Is there a way to store a C struct with NSDefaults? It seems to me kind of goofy to have to "save" every atomic element one at a time, unless I'm missing something..?

( I've found the Apple site very difficult to get meaningful results from. I admit it-- so far, I've been using a search engine that rhymes with "frugal", and getting much more helpful results. But on this one, I'm symied both ways... )
 
One possibility:

Suppose you have

myParams *myPStruct;

which points to your struct. You might do something like this

[[NSData alloc] initWithBytes:myPStruct length:sizeof( myParams )];

This will give you an NSData object that contains a copy of the struct, which you can then store using NSUserDefaults. Since the plist will typically not leave the computer it will run on, you probably do not need to worry about endian-ness if you are writing a universal.
 
Since the plist will typically not leave the computer it will run on, you probably do not need to worry about endian-ness if you are writing a universal.
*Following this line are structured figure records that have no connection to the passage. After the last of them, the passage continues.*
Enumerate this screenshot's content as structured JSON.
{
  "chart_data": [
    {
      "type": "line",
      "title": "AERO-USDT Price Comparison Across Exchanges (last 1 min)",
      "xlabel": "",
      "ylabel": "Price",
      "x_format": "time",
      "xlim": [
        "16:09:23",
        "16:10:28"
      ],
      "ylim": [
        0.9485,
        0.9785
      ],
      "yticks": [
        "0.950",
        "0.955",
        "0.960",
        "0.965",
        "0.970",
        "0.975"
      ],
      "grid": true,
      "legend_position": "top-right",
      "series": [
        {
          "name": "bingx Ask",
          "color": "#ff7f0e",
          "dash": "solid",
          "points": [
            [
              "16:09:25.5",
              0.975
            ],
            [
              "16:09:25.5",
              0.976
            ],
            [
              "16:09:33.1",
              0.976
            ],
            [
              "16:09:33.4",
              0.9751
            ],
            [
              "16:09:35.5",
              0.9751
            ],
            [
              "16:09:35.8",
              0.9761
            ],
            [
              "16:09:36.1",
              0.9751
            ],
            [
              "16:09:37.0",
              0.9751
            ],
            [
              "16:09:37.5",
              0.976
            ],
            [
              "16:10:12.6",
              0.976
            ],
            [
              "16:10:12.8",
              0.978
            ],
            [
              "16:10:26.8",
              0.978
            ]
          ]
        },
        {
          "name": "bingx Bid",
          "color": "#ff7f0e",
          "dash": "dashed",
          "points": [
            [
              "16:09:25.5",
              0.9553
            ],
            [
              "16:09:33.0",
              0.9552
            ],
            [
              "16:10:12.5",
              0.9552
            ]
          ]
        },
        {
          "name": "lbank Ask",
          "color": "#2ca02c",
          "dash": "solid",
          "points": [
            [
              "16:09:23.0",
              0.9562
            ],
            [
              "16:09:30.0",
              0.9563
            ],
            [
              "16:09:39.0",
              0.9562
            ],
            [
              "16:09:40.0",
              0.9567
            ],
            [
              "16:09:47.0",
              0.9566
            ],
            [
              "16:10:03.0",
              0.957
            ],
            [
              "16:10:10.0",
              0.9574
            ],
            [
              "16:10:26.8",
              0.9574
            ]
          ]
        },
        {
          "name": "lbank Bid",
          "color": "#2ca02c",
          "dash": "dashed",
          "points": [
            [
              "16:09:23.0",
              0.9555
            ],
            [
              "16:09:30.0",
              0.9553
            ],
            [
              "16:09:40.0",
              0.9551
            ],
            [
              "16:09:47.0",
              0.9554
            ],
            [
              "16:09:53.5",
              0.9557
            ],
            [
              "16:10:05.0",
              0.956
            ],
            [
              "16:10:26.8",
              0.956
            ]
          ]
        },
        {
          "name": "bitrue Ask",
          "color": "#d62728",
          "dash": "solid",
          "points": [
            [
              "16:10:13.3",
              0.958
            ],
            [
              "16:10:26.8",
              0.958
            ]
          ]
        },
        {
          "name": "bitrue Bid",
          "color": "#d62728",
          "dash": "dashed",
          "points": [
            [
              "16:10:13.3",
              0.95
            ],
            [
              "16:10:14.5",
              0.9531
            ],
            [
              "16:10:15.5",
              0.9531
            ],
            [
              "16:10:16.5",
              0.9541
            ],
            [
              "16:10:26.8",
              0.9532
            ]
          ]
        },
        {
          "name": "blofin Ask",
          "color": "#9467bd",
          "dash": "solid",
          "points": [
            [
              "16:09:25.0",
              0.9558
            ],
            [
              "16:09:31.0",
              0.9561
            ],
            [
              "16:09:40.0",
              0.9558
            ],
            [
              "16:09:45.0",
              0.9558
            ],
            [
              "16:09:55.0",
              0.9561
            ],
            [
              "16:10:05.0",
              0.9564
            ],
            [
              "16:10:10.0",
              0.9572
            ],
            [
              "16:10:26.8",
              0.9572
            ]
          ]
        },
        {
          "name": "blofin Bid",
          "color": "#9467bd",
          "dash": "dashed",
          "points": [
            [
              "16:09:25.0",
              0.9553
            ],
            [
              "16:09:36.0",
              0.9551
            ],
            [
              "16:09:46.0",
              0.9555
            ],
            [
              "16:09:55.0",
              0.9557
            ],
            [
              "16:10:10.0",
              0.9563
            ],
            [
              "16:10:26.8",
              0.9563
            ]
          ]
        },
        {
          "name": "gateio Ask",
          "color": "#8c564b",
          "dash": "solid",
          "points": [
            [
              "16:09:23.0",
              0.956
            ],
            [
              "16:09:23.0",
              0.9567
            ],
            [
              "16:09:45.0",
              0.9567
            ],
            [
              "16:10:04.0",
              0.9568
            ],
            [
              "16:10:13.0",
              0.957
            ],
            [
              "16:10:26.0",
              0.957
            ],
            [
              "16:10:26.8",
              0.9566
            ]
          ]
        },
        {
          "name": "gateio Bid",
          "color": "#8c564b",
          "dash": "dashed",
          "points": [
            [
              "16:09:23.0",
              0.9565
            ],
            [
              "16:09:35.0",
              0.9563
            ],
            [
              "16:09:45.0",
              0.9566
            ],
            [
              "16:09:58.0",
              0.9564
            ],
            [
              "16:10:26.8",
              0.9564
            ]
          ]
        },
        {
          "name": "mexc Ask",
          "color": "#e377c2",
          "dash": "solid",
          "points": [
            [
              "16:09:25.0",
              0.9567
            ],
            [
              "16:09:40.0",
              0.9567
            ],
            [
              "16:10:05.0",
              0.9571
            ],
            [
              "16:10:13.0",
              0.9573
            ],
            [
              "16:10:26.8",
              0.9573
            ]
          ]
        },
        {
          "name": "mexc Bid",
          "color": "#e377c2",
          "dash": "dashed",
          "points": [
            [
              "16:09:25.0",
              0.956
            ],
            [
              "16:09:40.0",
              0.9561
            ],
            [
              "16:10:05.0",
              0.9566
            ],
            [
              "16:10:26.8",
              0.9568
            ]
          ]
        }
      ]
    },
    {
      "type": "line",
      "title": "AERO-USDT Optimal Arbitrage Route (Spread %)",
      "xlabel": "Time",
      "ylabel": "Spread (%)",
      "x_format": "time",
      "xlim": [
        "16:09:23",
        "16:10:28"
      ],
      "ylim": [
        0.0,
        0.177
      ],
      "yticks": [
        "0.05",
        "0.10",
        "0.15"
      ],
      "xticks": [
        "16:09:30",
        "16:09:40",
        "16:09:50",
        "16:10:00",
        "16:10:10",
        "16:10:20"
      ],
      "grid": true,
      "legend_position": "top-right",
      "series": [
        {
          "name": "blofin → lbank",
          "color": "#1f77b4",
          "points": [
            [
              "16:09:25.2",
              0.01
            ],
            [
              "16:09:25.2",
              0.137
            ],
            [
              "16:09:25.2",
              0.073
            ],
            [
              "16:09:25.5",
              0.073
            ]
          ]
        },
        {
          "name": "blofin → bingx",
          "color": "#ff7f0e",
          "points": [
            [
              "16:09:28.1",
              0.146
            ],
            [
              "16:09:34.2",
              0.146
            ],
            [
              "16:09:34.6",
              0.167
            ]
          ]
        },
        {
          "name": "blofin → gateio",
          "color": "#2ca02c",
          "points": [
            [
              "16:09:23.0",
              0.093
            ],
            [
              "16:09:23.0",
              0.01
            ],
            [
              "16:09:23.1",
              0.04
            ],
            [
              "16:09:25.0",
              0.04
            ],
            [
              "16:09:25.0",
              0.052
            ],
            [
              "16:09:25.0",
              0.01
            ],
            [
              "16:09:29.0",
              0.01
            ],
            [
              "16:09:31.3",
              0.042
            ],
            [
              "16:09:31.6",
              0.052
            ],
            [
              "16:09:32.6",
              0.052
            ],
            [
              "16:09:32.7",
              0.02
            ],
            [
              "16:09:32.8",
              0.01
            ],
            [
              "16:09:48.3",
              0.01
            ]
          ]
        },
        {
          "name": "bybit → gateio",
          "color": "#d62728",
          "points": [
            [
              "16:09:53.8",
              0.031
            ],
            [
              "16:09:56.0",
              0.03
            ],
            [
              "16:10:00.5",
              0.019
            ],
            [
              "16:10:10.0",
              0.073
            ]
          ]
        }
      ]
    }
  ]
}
Endian-ness isn't the only concern. You can also get borked if a 32-bit and 64-bit version run on the same computer, and the natural packing or sizes of elements in the struct differ between the two archs. One's exposure to this really depends on the elements in the struct, and how they're declared. This is one advantage to decomposing the struct and saving primitive elements: the struct itself doesn't matter, only the values. Personally, my decision would depend on whether the program was for personal use only, or for wider distribution. If the latter, definitely go for the most portable and long-lived representation (i.e. not a struct munged into NSData).
 
Endian-ness isn't the only concern. You can also get borked if a 32-bit and 64-bit version run on the same computer, and the natural packing or sizes of elements in the struct differ between the two archs. One's exposure to this really depends on the elements in the struct, and how they're declared. This is one advantage to decomposing the struct and saving primitive elements: the struct itself doesn't matter, only the values. Personally, my decision would depend on whether the program was for personal use only, or for wider distribution. If the latter, definitely go for the most portable and long-lived representation (i.e. not a struct munged into NSData).
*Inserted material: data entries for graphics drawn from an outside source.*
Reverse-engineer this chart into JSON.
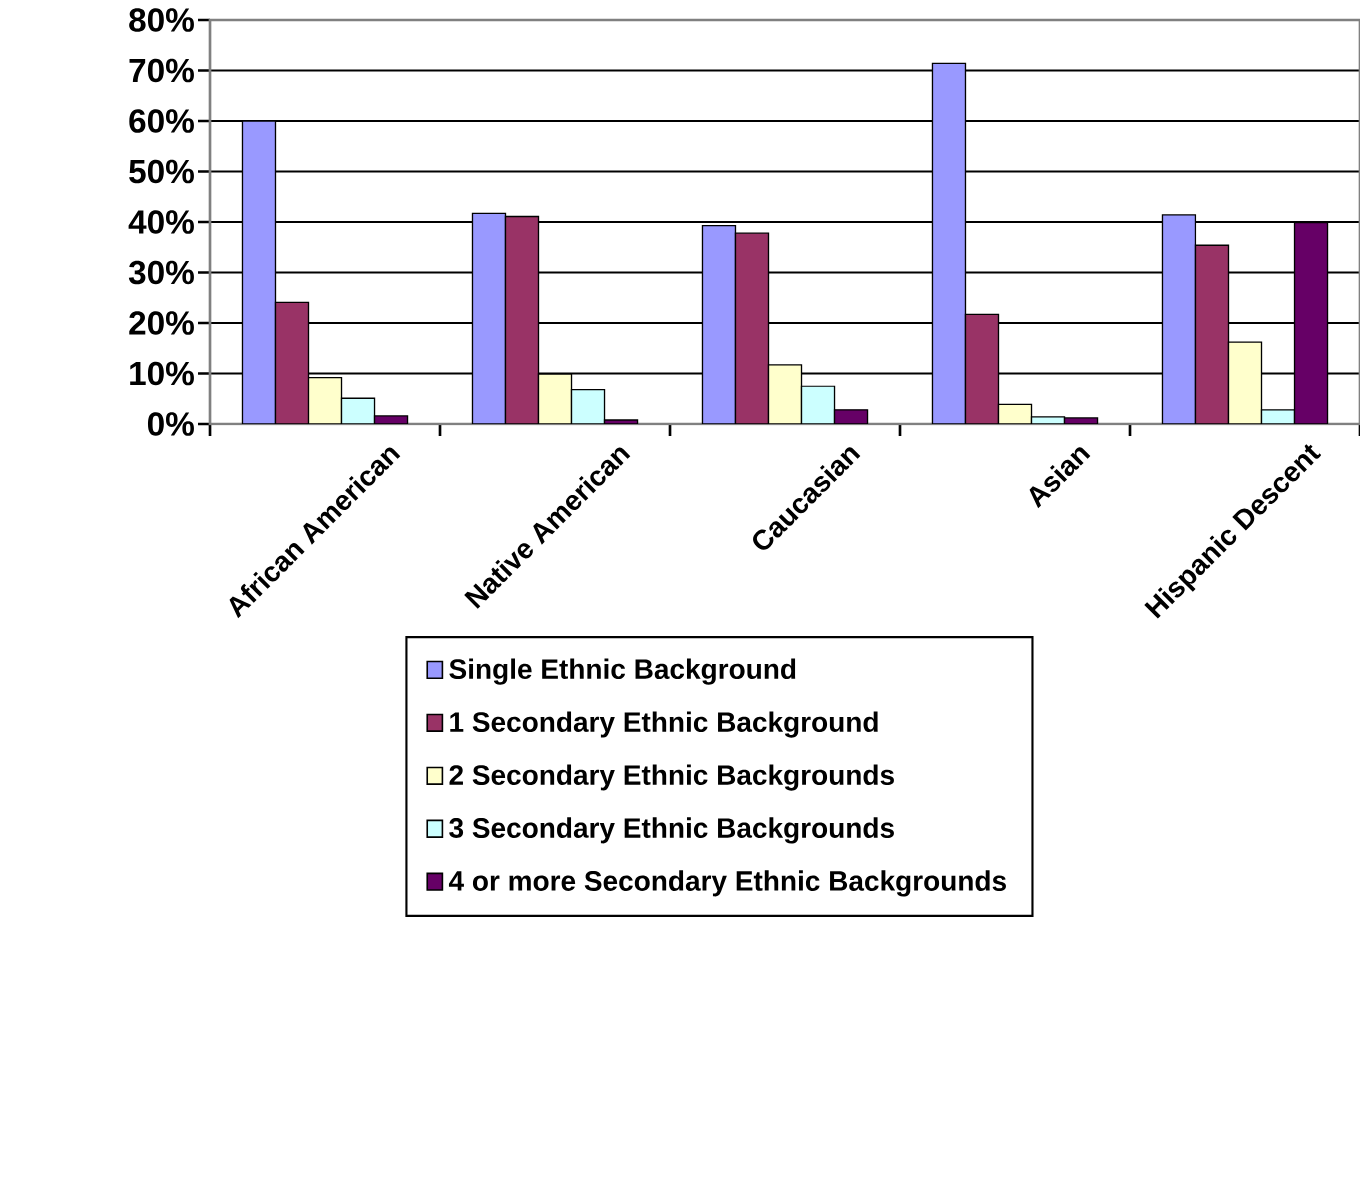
{
  "chart_data": {
    "type": "bar",
    "categories": [
      "African American",
      "Native American",
      "Caucasian",
      "Asian",
      "Hispanic Descent"
    ],
    "series": [
      {
        "name": "Single Ethnic Background",
        "color": "#9999ff",
        "values": [
          60,
          41.7,
          39.3,
          71.4,
          41.4
        ]
      },
      {
        "name": "1 Secondary Ethnic Background",
        "color": "#993366",
        "values": [
          24.1,
          41.1,
          37.8,
          21.7,
          35.4
        ]
      },
      {
        "name": "2 Secondary Ethnic Backgrounds",
        "color": "#ffffcc",
        "values": [
          9.2,
          9.9,
          11.7,
          3.9,
          16.2
        ]
      },
      {
        "name": "3 Secondary Ethnic Backgrounds",
        "color": "#ccffff",
        "values": [
          5.1,
          6.8,
          7.5,
          1.4,
          2.8
        ]
      },
      {
        "name": "4 or more Secondary Ethnic Backgrounds",
        "color": "#660066",
        "values": [
          1.6,
          0.8,
          2.8,
          1.2,
          39.9
        ]
      }
    ],
    "ylim": [
      0,
      80
    ],
    "yticks": [
      {
        "value": 0,
        "label": "0%"
      },
      {
        "value": 10,
        "label": "10%"
      },
      {
        "value": 20,
        "label": "20%"
      },
      {
        "value": 30,
        "label": "30%"
      },
      {
        "value": 40,
        "label": "40%"
      },
      {
        "value": 50,
        "label": "50%"
      },
      {
        "value": 60,
        "label": "60%"
      },
      {
        "value": 70,
        "label": "70%"
      },
      {
        "value": 80,
        "label": "80%"
      }
    ],
    "grid": "y",
    "legend": "bottom"
  }
}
A valid point, though I suppose one could accomodate the difference by redefining any pointers as unions with long longs.

The better approach might be to redefine the struct as an NSObject supporting the NSCoding protocol with the elements its ivars. Using @property/@synthesize/dot-syntax would somewhat minimise the need to recode (a bunch of "->" references would probably have to be changed to "."). Of course, the individual elements would still have to be encoded in order to convert the object to something that could go into a plist, but at least it would be fairly elegant. The main consideration with doing this might be the very small performance hit that the accessor methods would exact.
 
I'm carrying an app from OS9 to Cocoa...

Is there a way to store a C struct with NSDefaults? It seems to me kind of goofy to have to "save" every atomic element one at a time, unless I'm missing something..?

( I've found the Apple site very difficult to get meaningful results from. I admit it-- so far, I've been using a search engine that rhymes with "frugal", and getting much more helpful results. But on this one, I'm symied both ways... )

Good luck reading the same C struct from a 32 bit or 64 bit version of your code, or from a PowerPC version. And you will of course add a version number to your struct so when it needs upgrading you then have the fun of maintaining multiple versions?

Do yourself a favour and use NSDictionary.